A China prometeu em 1944 cumprir suas obrigações em matéria de direitos humanos, quando se uniu a 179 nações na Conferência Mundial sobre População e Desenvolvimento, que acordou que todo os indivíduos têm o direito de decidir, livres de coerção, o número de filhos e o momento de tê-los, bem como ter acesso a serviços de qualidade de planejamento familiar. Este enfoque demonstrou ser válido para reduzir o número de abortos, adiar a data de nascimento do primeiro filho, reduzir o número de nascimentos e melhorar as possibilidades de as crianças serem queridas por seus pais. Não é apenas moralmente correto, como também funciona.

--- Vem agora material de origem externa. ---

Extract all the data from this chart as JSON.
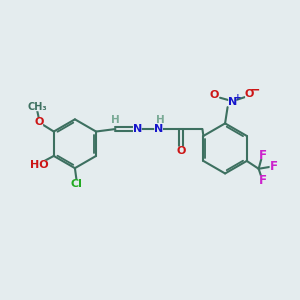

O que podemos fazer para que a China cumpra sua promessa? Em primeiro lugar, deveríamos apoiar completamente o Fnuap, que na China é o único organismo que promove o planejamento familiar voluntário e a defesa destes direitos humanos. Atualmente, naquelas regiões onde o Fnuap opera 90% das mulheres estão escolhendo seus próprios métodos de controle da natalidade e a taxa de abortos caiu radicalmente de 70% para 30%. Em segundo lugar, deve-se fazer ver a Pequim que atender as necessidades humanas em matéria de saúde, educação e oportunidades é o melhor caminho para reduzir o crescimento da população. Em terceiro lugar, as grandes empresas norte-americanas podem fazer importantes contribuições. Por exemplo, uma mulher trabalhadora que está ilegalmente grávida é degradada em sua categoria profissional ou demitida em muitas partes da China, mas as companhias norte-americanas podem se recusar a aplicar essas medidas em suas unidades.
O governo dos Estados Unidos pode influir muito na mudança. Isso é difícil, porque a China é um importante sócio comercial e porque possui uma parte cada vez maior da dívida norte-americana. Portanto, também necessitamos comprometer a comunidade internacional no esforço para provocar mudança na política chinesa de população. Motivada pelo horror que despertam em mim os abusos da China com sua política de um único filho, afirmo que devemos apoiar muitos esforços, e isso inclui o Fnuap. Elie Wiesel, que sobreviveu ao Holocausto, disse que o contrário do amor não é o ódio, mas a indiferença. Não podemos continuar indiferentes com o que está acontecendo na China. (IPS/Envolverde)
(*) Kerry Kennedy é fundadora do Centro para os Direitos Humanos Robert F. Kennedy.